Это был удар, перед которым я не смог устоять. Готтардо всегда больше интересовали слова, чем действия. Я сомневался, что многие из них видели его вне офиса.
Готтардо вышел вперед и с трудом взобрался на платформу. Со времени его последнего боя прошло немало времени. Он едва заметно кивнул мне в знак признательности, и я снова подумал, не следовало ли мне последовать совету Маттео и перерезать ему горло, но он был членом семьи, и я, по крайней мере, должен был притвориться, что мне не все равно.
Готтардо откашлялся и широко развел руки.
— Я не имею в виду никакого неуважения. Тот, кто знает меня, знает, что я весь из уважения, — начал он, и мне пришлось остановить себя, чтобы не закатить глаза. Он только и делал, что злословил за чужой спиной. Это не имело никакого отношения к уважению. — Но кое-что нужно сказать ради семьи. Нам нужна сильная рука, опытная рука, чтобы вести нас. Лука силен, но он слишком молод, слишком неопытен.
Послышались удивленные перешептывания. Мое лицо ничего не выражало. Если мои люди считают, что слова Готардо произвели на меня впечатление, они могут счесть их правдой.
— У нас много способных младших боссов с многолетним опытом. Один из них может стать Капо, пока Лука не подрастет.
Дерьмо собачье.

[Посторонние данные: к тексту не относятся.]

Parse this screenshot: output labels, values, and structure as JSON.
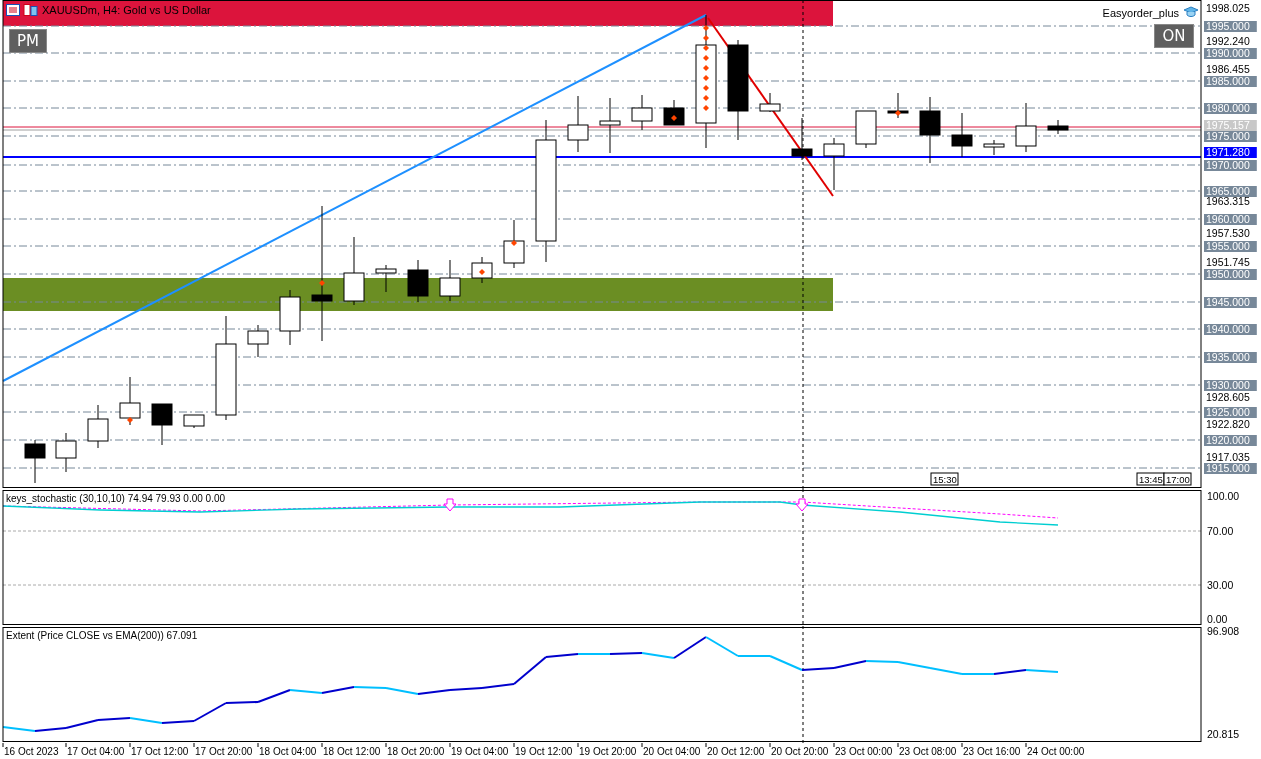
{
  "window": {
    "title": "XAUUSDm, H4:  Gold vs US Dollar"
  },
  "chart_buttons": [
    {
      "kind": "left",
      "label": "PM"
    },
    {
      "kind": "right",
      "label": "ON"
    }
  ],
  "expert": {
    "name": "Easyorder_plus"
  },
  "price_axis": {
    "ticks": [
      "1998.025",
      "1992.240",
      "1986.455",
      "1963.315",
      "1957.530",
      "1951.745",
      "1928.605",
      "1922.820",
      "1917.035"
    ],
    "levels": [
      "1995.000",
      "1990.000",
      "1985.000",
      "1980.000",
      "1975.000",
      "1970.000",
      "1965.000",
      "1960.000",
      "1955.000",
      "1950.000",
      "1945.000",
      "1940.000",
      "1935.000",
      "1930.000",
      "1925.000",
      "1920.000",
      "1915.000"
    ],
    "markers": [
      {
        "label": "1975.157",
        "color": "#c8c8c8"
      },
      {
        "label": "1971.280",
        "color": "#0000ff"
      }
    ]
  },
  "time_markers": [
    "15:30",
    "13:45",
    "17:00"
  ],
  "stochastic": {
    "title": "keys_stochastic (30,10,10) 74.94 79.93 0.00 0.00",
    "axis": [
      "100.00",
      "70.00",
      "30.00",
      "0.00"
    ]
  },
  "extent": {
    "title": "Extent (Price CLOSE vs EMA(200)) 67.091",
    "axis": [
      "96.908",
      "20.815"
    ]
  },
  "time_axis": [
    "16 Oct 2023",
    "17 Oct 04:00",
    "17 Oct 12:00",
    "17 Oct 20:00",
    "18 Oct 04:00",
    "18 Oct 12:00",
    "18 Oct 20:00",
    "19 Oct 04:00",
    "19 Oct 12:00",
    "19 Oct 20:00",
    "20 Oct 04:00",
    "20 Oct 12:00",
    "20 Oct 20:00",
    "23 Oct 00:00",
    "23 Oct 08:00",
    "23 Oct 16:00",
    "24 Oct 00:00"
  ]
}
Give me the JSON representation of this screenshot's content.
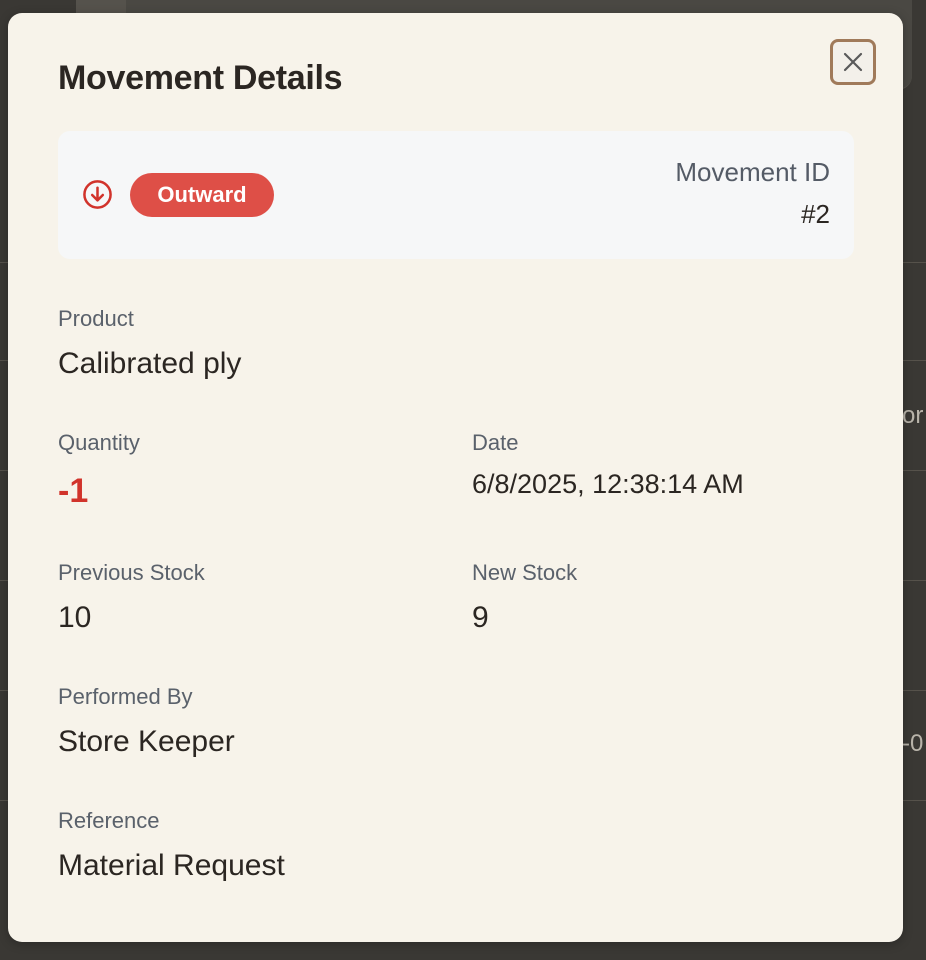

Как только я уйду, Готтардо, другие мои дяди и их сыновья позаботятся о том, чтобы все так и осталось, возможно, с ножом в спине.
Я снова поднял руку со стальным выражением лица.
— Чье имя внушает уважение к экипировке? Чьей мести боится братва, когда думает напасть на нас? Я был членом семьи двенадцать лет. Я убил около двухсот врагов. Это мое имя они шепчут в страхе. Они боятся меня, потому что мои поступки говорят громче, чем мой возраст, потому что я способен сделать то, что должно быть сделано, независимо от того, насколько кроваво, независимо от того, насколько опасно, независимо от того, насколько беспощадно. Ты старше, дядя Готтардо, это правда, но сколько драк ты принял, скольких людей ты замучил, скольких врагов убил? Ты стар. И это то, что спасает тебя сегодня. Я не убью тебя за то, что ты выступил против своего Капо, потому что я уважаю старших. Я уважаю их до тех пор, пока они уважают меня, так что в следующий раз, когда ты решишь возмутиться, ни твой возраст, ни статус моего дяди не помешают мне вонзить нож тебе в сердце.
Я сосредоточился на сотнях людей внизу.
— Те, кто сражался рядом со мной, знают, почему я Капо, который нужен семье в это время. Я умею драться, в отличие от многих бывших Капо, которые проводили время, прячась за столами и за телохранителями. Но я могу действовать дипломатично, как должен был доказать мой союз с дочерью Рокко Скудери.